CBS golf writer Kyle Porter, who picks Finau to finish ninth at this week’s Masters, wrote this week, “Finau has been terrific at majors over the course of his career. He has eight top-10 finishes in 17 starts and has top-10s at his only two appearances at the Masters. The only argument against him is a key one. He doesn’t win. He’s only won one time in his PGA Tour career, and it came at an opposite-field event. There’s a case to be made that he’s the best golfer of all time without a regular PGA Tour win.”
Beall did considerable research and discovered that in four of the past five seasons (through February 2020) his worst score has come in the fourth (final) round of tournaments (2017 was the opposite).
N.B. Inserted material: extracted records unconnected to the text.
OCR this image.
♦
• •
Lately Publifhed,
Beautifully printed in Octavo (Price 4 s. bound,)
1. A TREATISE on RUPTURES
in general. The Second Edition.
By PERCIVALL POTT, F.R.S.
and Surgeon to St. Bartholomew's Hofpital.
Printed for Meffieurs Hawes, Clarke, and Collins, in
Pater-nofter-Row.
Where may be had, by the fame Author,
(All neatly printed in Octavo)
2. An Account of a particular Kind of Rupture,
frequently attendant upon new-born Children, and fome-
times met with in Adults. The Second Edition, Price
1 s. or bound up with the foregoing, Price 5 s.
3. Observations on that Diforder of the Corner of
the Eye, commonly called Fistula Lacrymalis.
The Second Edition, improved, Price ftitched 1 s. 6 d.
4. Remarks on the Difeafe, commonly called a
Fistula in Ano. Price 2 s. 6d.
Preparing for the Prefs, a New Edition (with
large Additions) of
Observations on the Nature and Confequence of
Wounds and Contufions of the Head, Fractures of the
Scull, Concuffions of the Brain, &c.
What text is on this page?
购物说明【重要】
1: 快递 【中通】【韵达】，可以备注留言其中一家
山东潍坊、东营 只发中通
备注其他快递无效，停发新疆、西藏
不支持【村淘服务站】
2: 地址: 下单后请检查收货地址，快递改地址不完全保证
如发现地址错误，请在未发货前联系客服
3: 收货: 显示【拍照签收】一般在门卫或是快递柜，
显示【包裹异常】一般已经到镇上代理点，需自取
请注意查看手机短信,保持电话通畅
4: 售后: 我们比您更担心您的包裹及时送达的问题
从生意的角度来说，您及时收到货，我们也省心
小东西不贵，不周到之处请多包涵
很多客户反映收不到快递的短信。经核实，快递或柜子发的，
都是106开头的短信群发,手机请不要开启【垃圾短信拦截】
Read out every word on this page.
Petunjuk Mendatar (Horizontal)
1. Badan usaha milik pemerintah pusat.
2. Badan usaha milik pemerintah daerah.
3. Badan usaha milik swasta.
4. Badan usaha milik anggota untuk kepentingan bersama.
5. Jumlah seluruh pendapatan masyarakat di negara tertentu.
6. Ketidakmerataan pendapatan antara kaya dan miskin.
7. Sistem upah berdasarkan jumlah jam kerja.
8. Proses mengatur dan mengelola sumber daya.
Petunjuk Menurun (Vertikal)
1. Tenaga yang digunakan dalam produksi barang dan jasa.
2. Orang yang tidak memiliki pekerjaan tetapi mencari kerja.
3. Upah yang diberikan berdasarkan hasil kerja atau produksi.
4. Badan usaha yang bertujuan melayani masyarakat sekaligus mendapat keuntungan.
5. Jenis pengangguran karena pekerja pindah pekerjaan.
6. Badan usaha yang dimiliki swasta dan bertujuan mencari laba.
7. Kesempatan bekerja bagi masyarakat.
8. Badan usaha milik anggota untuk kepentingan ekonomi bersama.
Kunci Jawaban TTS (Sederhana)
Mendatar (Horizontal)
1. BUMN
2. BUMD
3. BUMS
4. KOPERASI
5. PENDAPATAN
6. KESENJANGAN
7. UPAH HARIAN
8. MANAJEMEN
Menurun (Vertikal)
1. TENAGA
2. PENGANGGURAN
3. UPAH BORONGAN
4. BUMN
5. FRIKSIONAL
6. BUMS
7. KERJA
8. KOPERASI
Averaging Beall’s findings for 2016, 2018, 2019, 2020, this was the way Finau’s scoring broke down for the first four rounds, with his overall ranking against the PGA Tour for that round noted in parenthesis: 69.65 (37.5) — 69.57 (51.75) — 69.15 (25) — 70.61 (83.75).
The disparity between his performance in the third round (25th among his rivals) versus his performance in the fourth round (83rd) is vast. This does not count Finau’s performance in the three tournaments this fall, where he scored 69-73-73-71 in the U.S. Open, 69-64-69-69 in the Zozo Championship and 69-69-68-71 in the Vivint Open.
But whether he wins a tournament or not, Finau is in the midst of a brilliant career. His record in the majors confirms that. At 31, he has many more years to add to his resume.